VF was not assisted by Garnat Trading because there were two workstreams in that case with different payment terms, whereas in this case there was only one retainer governing all of the work. That was a conclusion reached without reference to public policy, but in any event, it would be contrary to public policy to permit severance. Doing so would permit partial enforcement of an unenforceable CFA.
Furthermore, in an unsuccessful case, the solicitors would recover exactly what they contracted for without suffering any penalty at all.

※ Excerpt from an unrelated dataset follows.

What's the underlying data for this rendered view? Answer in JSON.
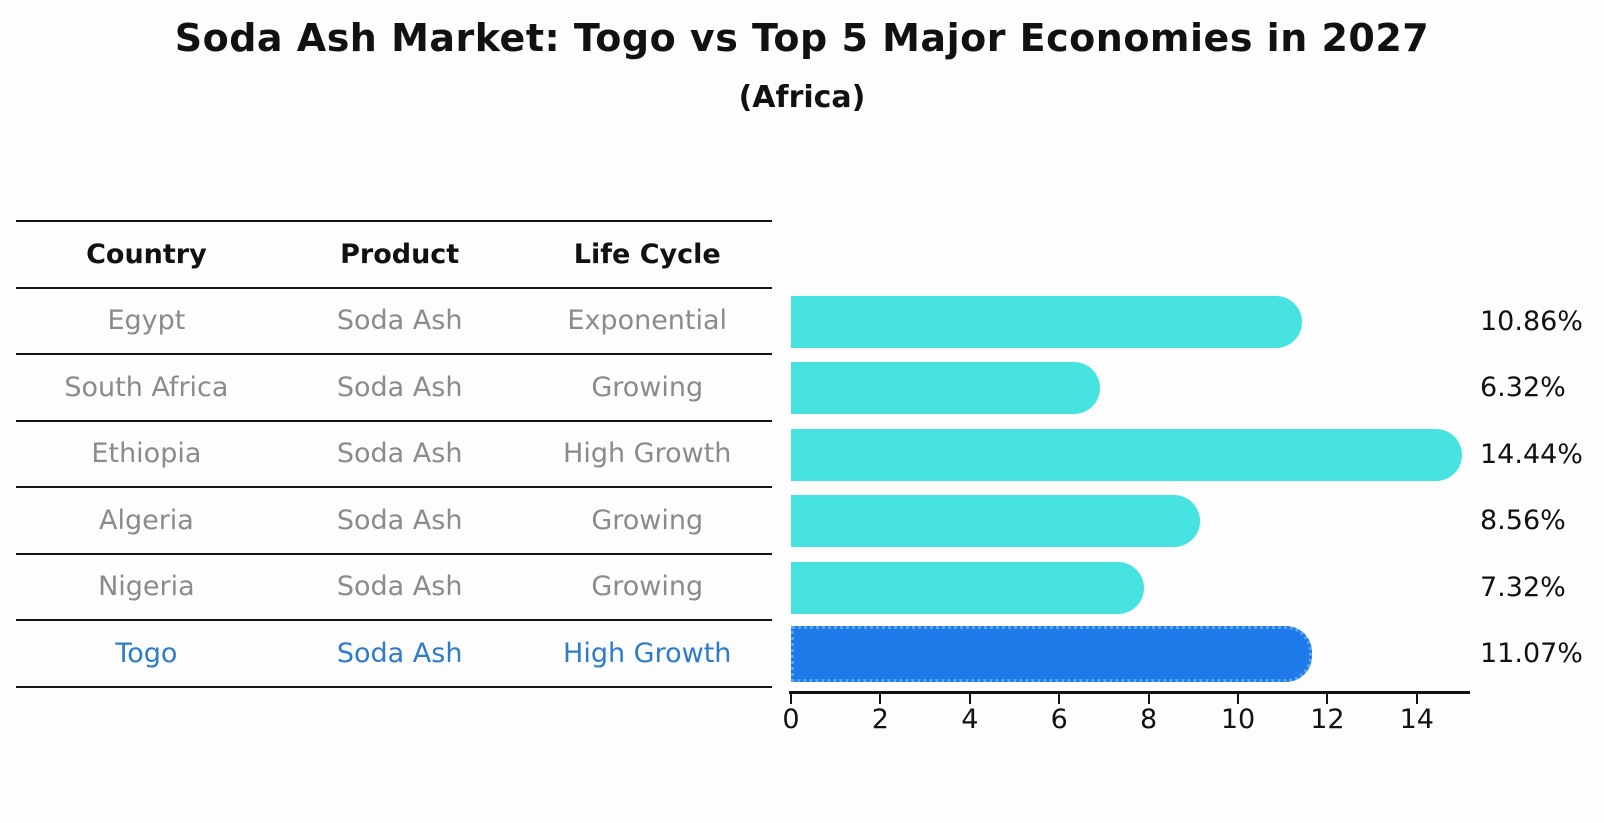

Andrews LJ made further observations on public policy, accepting the clients’ submission that VF was seeking to carve out a special regulatory regime for discounted CFAs, under which the discounted fees would always be payable. She noted that, if that were right, “there would be little incentive to solicitors to adhere to the straightforward requirements of the regulations laid down for the protection of their clients, if the worst that could happen if they failed to do so would be that they would be paid the amount that the client had agreed to pay for their services win or lose”.
Having dismissed the possibility of severance, Stuart-Smith LJ dealt with quantum meruit briefly, holding that, on the basis of authority (in particular, Awwad) and public policy that it was not available.

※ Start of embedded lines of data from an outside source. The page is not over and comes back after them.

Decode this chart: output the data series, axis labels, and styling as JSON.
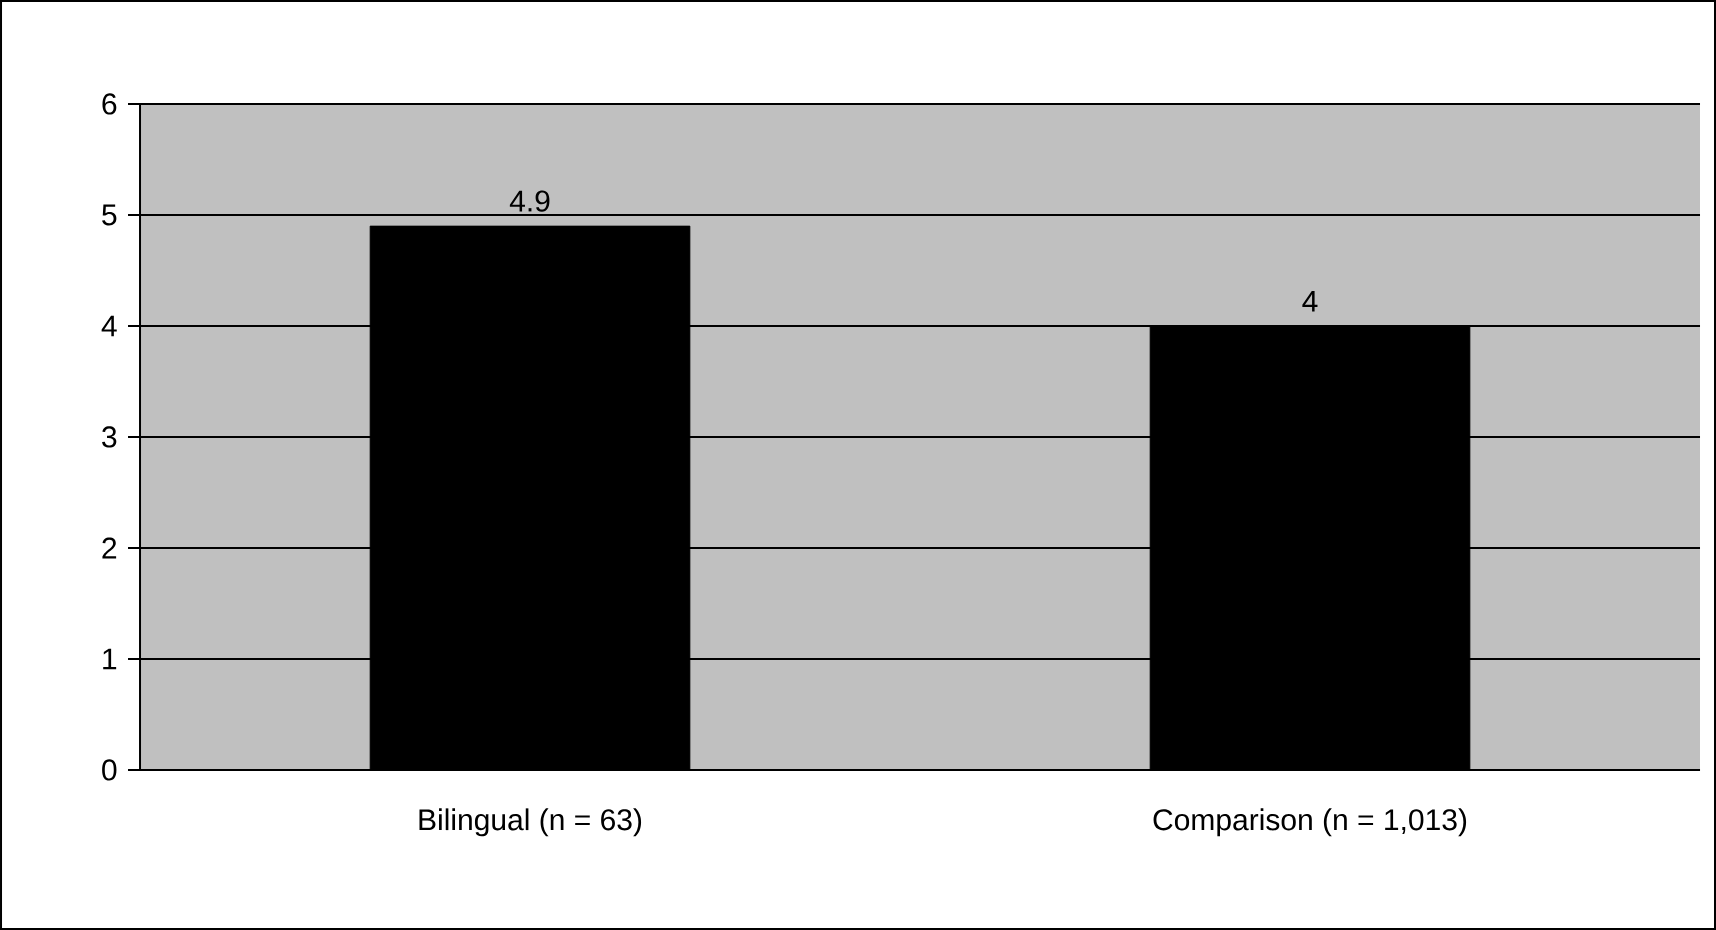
{
  "chart_data": {
    "type": "bar",
    "categories": [
      "Bilingual (n = 63)",
      "Comparison (n = 1,013)"
    ],
    "values": [
      4.9,
      4
    ],
    "color": "#000000",
    "ylim": [
      0,
      6
    ],
    "yticks": [
      0,
      1,
      2,
      3,
      4,
      5,
      6
    ],
    "grid": "y",
    "data_labels": true
  }
}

Andrews LJ added that “the short answer is that it is not open to the solicitors to claim by the back door any payment for their services which they cannot receive through the front”, referring to the House of Lords decisions in Orakpo v Manson Investments Ltd  AC 95 and Dimond v Lovell  1 AC 384.
“The clients cannot be said to have been ‘unjustly’ enriched by the receipt of services for which solicitors cannot claim to be paid under a contract which failed to comply with the specific requirements that would have made it a lawful and enforceable CFA. Equity will not step in to relieve the solicitors from the consequences of providing services pursuant to an unlawful agreement which they are precluded from enforcing.”

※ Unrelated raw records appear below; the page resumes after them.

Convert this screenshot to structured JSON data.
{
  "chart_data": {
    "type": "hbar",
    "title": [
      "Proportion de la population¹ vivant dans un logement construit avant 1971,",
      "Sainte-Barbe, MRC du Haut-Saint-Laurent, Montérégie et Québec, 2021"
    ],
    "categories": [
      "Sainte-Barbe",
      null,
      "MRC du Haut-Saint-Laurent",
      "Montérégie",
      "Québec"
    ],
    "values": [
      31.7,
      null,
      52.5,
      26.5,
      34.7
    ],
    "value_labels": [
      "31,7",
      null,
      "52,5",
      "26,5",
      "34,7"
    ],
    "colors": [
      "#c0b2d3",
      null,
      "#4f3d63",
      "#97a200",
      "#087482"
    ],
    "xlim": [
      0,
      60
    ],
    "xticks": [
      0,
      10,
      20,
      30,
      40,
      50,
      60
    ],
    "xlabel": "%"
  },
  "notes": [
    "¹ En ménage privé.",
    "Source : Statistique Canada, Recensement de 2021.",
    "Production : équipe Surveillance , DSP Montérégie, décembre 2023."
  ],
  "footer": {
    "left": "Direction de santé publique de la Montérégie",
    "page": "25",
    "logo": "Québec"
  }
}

The court held that section 70 Solicitors Act 1974 gave rise to a self-contained regime, under which repayment of sums paid on account of a bill being assessed would automatically be ordered if the bill was assessed at less than what had been paid. Aratra Potato was not a case involving a section 70 detailed assessment and in any event, in light of cases such as Garrett, the law had moved on since then.
Diag Human will be pored over by those presently involved in disputes with litigation funders over what might be payable under prima facie unenforceable LFAs. Funders will be considering what, if anything, can be saved by severance and the possibility of restitutionary claims, for example for the amount of the funding provided.
While the court in Diag Human was not concerned with the position of litigation funders, it is certainly not a helpful judgment for them. In remains to be seen how much further this case goes. The Court of Appeal refused VF permission to appeal to the Supreme Court.